Je me rendis chez lui. Il était en province, et dans sa famille, au moins jusqu’à la fin d’octobre. Je m’en revins par le jardin du Luxembourg où les feuilles jaunissaient et tombaient dans les allées presque désertes. J’habitais dans les environs de ce magnifique jardin ; j’y venais rarement. Je remarquai ce jour-là combien il était favorable à la promenade de l’homme attristé et énervé que j’étais, et j’y revins plusieurs jours de suite. Un après-midi, j’y rencontrai sous les platanes qui ombragent le monument de Delacroix, Isabelle, à qui, ma foi, je ne pensais guère.
Elle me confirma que Gérard était absent pour quelque temps encore. Mais elle avait bien d’autres choses à me dire : n’avait-elle pas failli se marier ?
— Avec le père du pauvre petit ? lui dis-je.
Pas du tout ! Avec un jeune homme sur le point de s’établir et qui la voyait fréquemment chez sa tante — car elle habitait chez sa tante. — Ce jeune homme aimait Isabelle depuis quatre ans, paraît-il, le sournois ! et il n’avait fait sa déclaration que la semaine dernière !
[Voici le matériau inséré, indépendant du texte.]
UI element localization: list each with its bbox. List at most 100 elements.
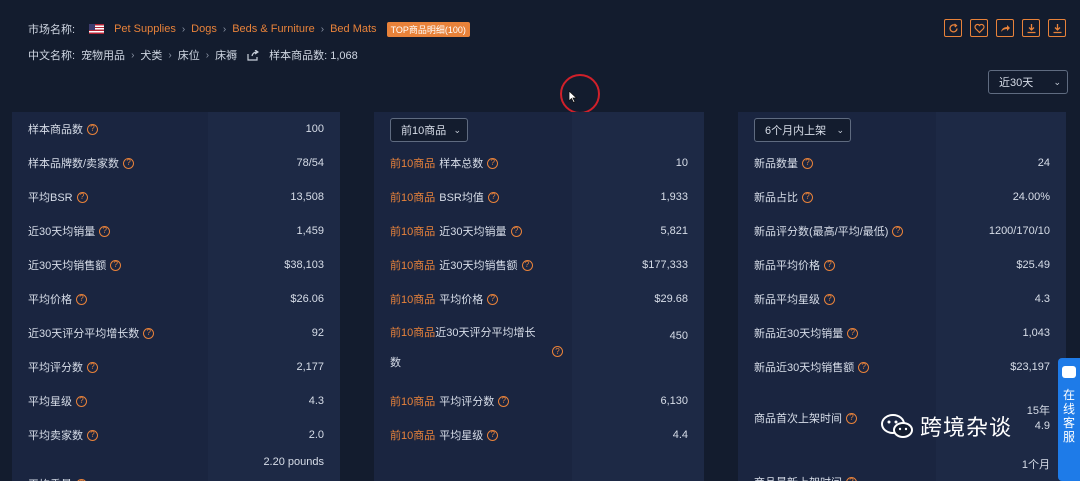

— Il est bien, vous savez ! dit-elle.
— Pas mieux que Claude, je suppose ?…
— Claude est un beau garçon, je ne dis pas non ; mais il y a aussi bien que lui. D’abord, je vous dirai entre nous, que, pour ma part, je suis plutôt portée pour les blonds…
— Eh bien ! mais, ce mariage ?
— Je n’ai dit ni oui ni non ; c’est une affaire, comme vous pensez, qui a de l’importance ; il s’agit de l’avenir pour moi. J’ai écrit à Claude…
— Ah ! Que dit-il de cela, Claude ?
— Vous pensez que ça lui a mis la puce à l’oreille ! Il n’en dort pas, à ce qu’il m’écrit… Oh ! n’allez pas le plaindre, surtout : il se rattrapera, n’ayez crainte, ce n’est pas un garçon à se faire périr par les mauvais traitements… Malgré ça, il voulait revenir de suite ; mais il a son père qui ne plaisante pas, à ce qu’il paraît, le père Gérard, quand il s’agit de rentrer à Paris avant l’heure. Savez-vous combien il m’en écrit ? Seize pages ! Tenez, les voilà.
Je dus me défendre pour ne pas lire les seize pages de Claude, car Isabelle était flattée évidemment des marques d’amour qu’elles contenaient. Elle avait, d’ailleurs, un invincible besoin de parler, de consulter les uns et les autres ; elle me dit :
— Il y a aussi le père du petit…
— Mais oui !
— Je ne l’oublie pas, fit-elle naïvement, et, à vous dire la vérité, c’est celui-là qui me donne le plus de tintouin dans cette histoire ; non pas pour lui précisément, mon Dieu, non, mais à cause de ce pauvre petit chérubin qui est là-bas, au cimetière… Vous allez être de ceux qui se moquent de moi, parce que je me fais des scrupules, eh bien, tant pis ! Il y a quelque chose qui me dit que j’aurais dû épouser son père et pas d’autre…
— Vous auriez fait une bonne maman, Isabelle !
— Ne m’en parlez pas ! dit-elle.
Et la voilà aussitôt toute en larmes. Il n’y avait qu’un sentiment chez Isabelle, c’était l’amour de son petit mort.